Companies capable of combining strong science, focused clinical strategies, and credible leadership teams continue attracting investor interest even in challenging funding environments. Psilera's $8.8M financing reflects that broader trend.
The company still faces the challenges every clinical-stage biotech faces: generating compelling data, navigating regulatory pathways, and demonstrating real-world therapeutic value. But this round provides the resources to pursue those objectives. In biotech, funding is rarely the finish line.
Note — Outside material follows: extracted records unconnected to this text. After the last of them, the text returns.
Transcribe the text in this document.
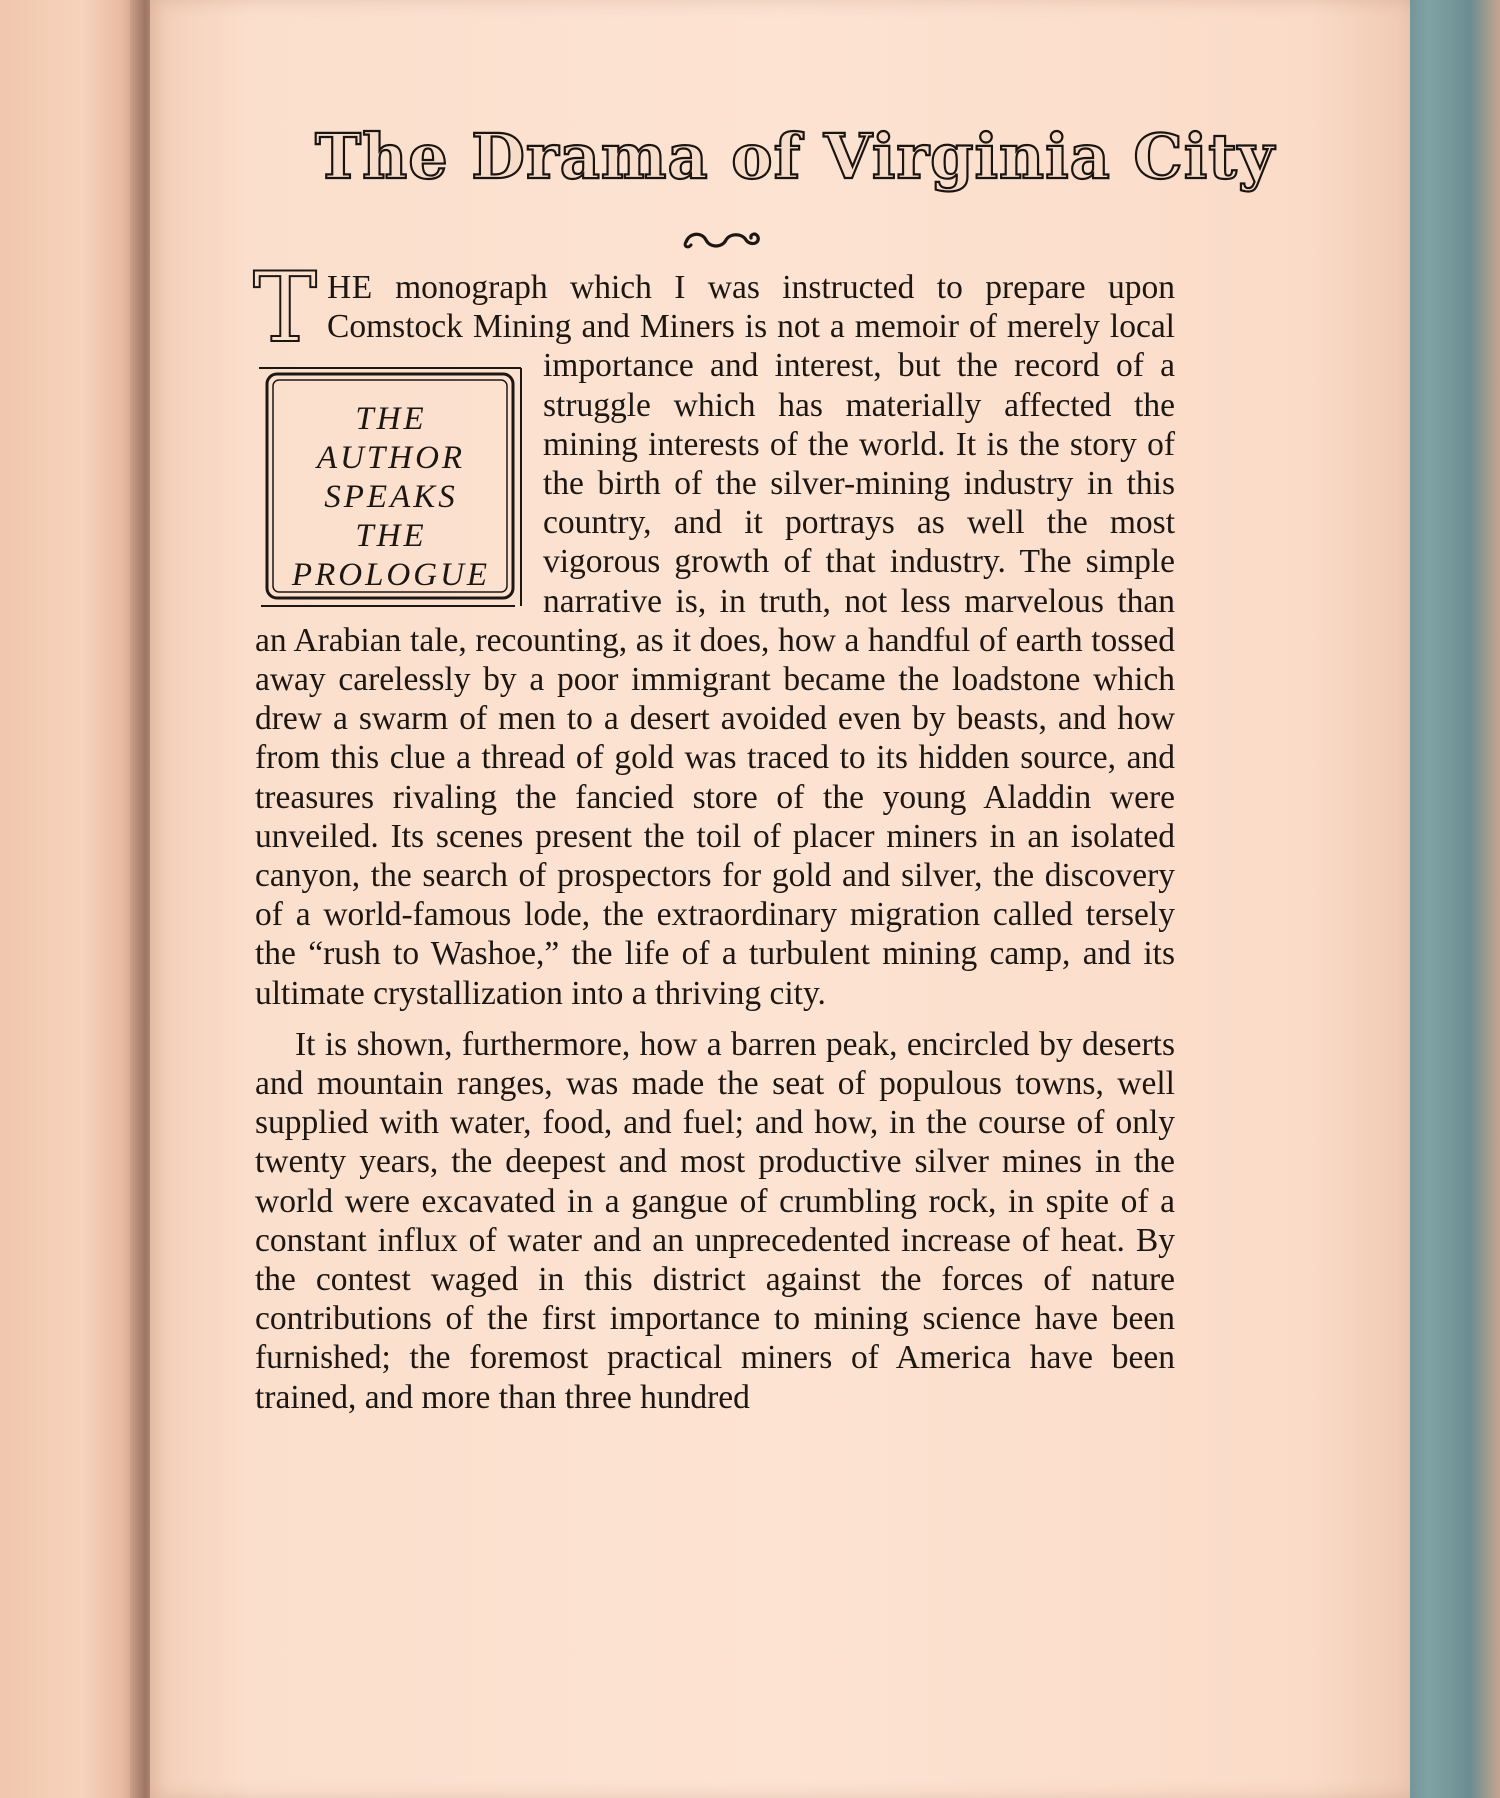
The Drama of Virginia City

THE monograph which I was instructed to prepare upon Comstock Mining and Miners is not a memoir of merely local importance and interest, but the record of a
THE
AUTHOR
SPEAKS
THE
PROLOGUE
struggle which has materially affected the mining interests of the world. It is the story of the birth of the silver-mining industry in this country, and it portrays as well the most vigorous growth of that industry. The simple narrative is, in truth, not less marvelous than an Arabian tale, recounting, as it does, how a handful of earth tossed away carelessly by a poor immigrant became the loadstone which drew a swarm of men to a desert avoided even by beasts, and how from this clue a thread of gold was traced to its hidden source, and treasures rivaling the fancied store of the young Aladdin were unveiled. Its scenes present the toil of placer miners in an isolated canyon, the search of prospectors for gold and silver, the discovery of a world-famous lode, the extraordinary migration called tersely the “rush to Washoe,” the life of a turbulent mining camp, and its ultimate crystallization into a thriving city.

It is shown, furthermore, how a barren peak, encircled by deserts and mountain ranges, was made the seat of populous towns, well supplied with water, food, and fuel; and how, in the course of only twenty years, the deepest and most productive silver mines in the world were excavated in a gangue of crumbling rock, in spite of a constant influx of water and an unprecedented increase of heat. By the contest waged in this district against the forces of nature contributions of the first importance to mining science have been furnished; the foremost practical miners of America have been trained, and more than three hundred
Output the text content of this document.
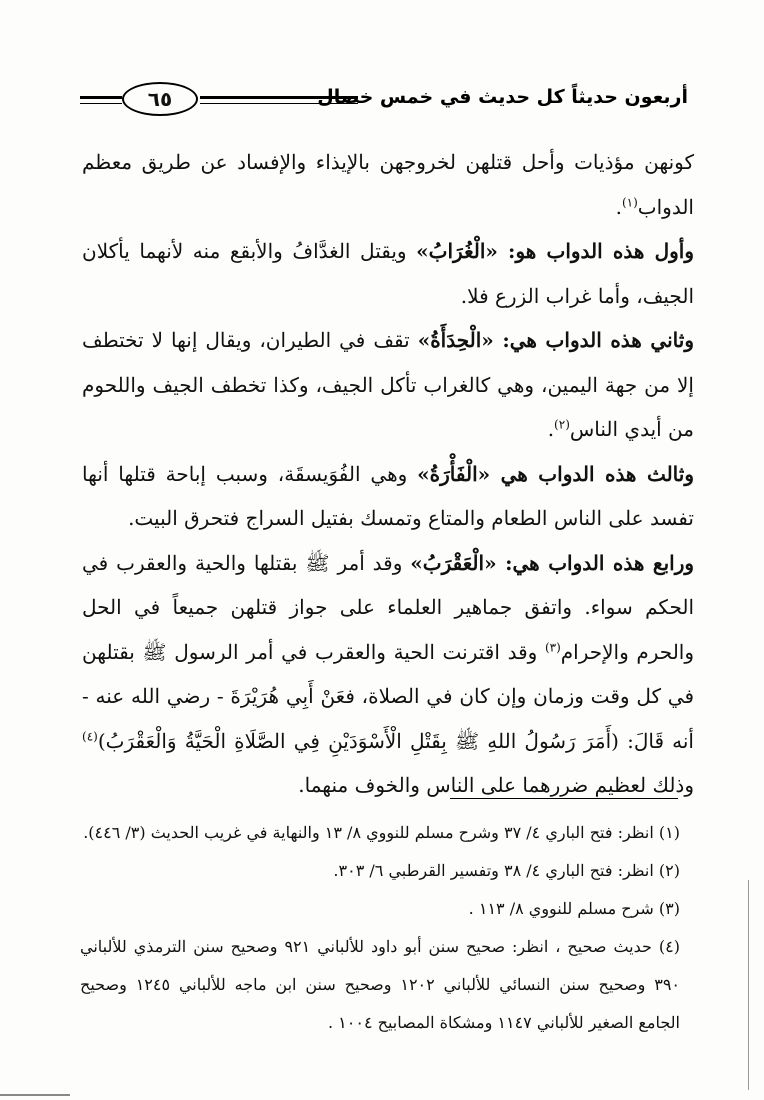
أربعون حديثاً كل حديث في خمس خصال
٦٥

كونهن مؤذيات وأحل قتلهن لخروجهن بالإيذاء والإفساد عن طريق معظم الدواب$^{(١)}$.

وأول هذه الدواب هو: «الْغُرَابُ» ويقتل الغدَّافُ والأبقع منه لأنهما يأكلان الجيف، وأما غراب الزرع فلا.

وثاني هذه الدواب هي: «الْحِدَأَةُ» تقف في الطيران، ويقال إنها لا تختطف إلا من جهة اليمين، وهي كالغراب تأكل الجيف، وكذا تخطف الجيف واللحوم من أيدي الناس$^{(٢)}$.

وثالث هذه الدواب هي «الْفَأْرَةُ» وهي الفُوَيسقَة، وسبب إباحة قتلها أنها تفسد على الناس الطعام والمتاع وتمسك بفتيل السراج فتحرق البيت.

ورابع هذه الدواب هي: «الْعَقْرَبُ» وقد أمر ﷺ بقتلها والحية والعقرب في الحكم سواء. واتفق جماهير العلماء على جواز قتلهن جميعاً في الحل والحرم والإحرام$^{(٣)}$ وقد اقترنت الحية والعقرب في أمر الرسول ﷺ بقتلهن في كل وقت وزمان وإن كان في الصلاة، فعَنْ أَبِي هُرَيْرَةَ - رضي الله عنه - أنه قَالَ: (أَمَرَ رَسُولُ اللهِ ﷺ بِقَتْلِ الْأَسْوَدَيْنِ فِي الصَّلَاةِ الْحَيَّةُ وَالْعَقْرَبُ)$^{(٤)}$ وذلك لعظيم ضررهما على الناس والخوف منهما.

(١) انظر: فتح الباري ٤/ ٣٧ وشرح مسلم للنووي ٨/ ١٣ والنهاية في غريب الحديث (٣/ ٤٤٦).

(٢) انظر: فتح الباري ٤/ ٣٨ وتفسير القرطبي ٦/ ٣٠٣.

(٣) شرح مسلم للنووي ٨/ ١١٣ .

(٤) حديث صحيح ، انظر: صحيح سنن أبو داود للألباني ٩٢١ وصحيح سنن الترمذي للألباني ٣٩٠ وصحيح سنن النسائي للألباني ١٢٠٢ وصحيح سنن ابن ماجه للألباني ١٢٤٥ وصحيح الجامع الصغير للألباني ١١٤٧ ومشكاة المصابيح ١٠٠٤ .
It is permission to attempt the next experiment.
Frequently Asked Questions
What is Psilera?
Psilera is a Tampa, Florida-based biopharmaceutical company developing neuroplastogens and psychedelic-inspired therapies for neurological and neuropsychiatric disorders.
How much funding did Psilera raise?
Psilera raised $8.8M in Seed funding, announced on May 28, 2026.
What is PSIL-006?
PSIL-006 is Psilera's lead neuroplastogen candidate being developed for Frontotemporal Dementia (FTD).
What are neuroplastogens?
Neuroplastogens are compounds designed to promote neural growth, repair, and plasticity in the brain.
Who founded Psilera?
Psilera was founded in 2019 by Chris Witowski, PhD, and Jackie von Salm, PhD.
Where is Psilera headquartered?
Psilera is headquartered in Tampa, Florida.
Who invested in Psilera's latest funding round?
Psilera disclosed that institutional and strategic investors participated, but individual investor names were not publicly announced.
Why does this funding matter?
The funding supports Psilera's transition from a research-focused biotech company into a clinical-stage organization preparing for human trials and advancing PSIL-006 toward the clinic.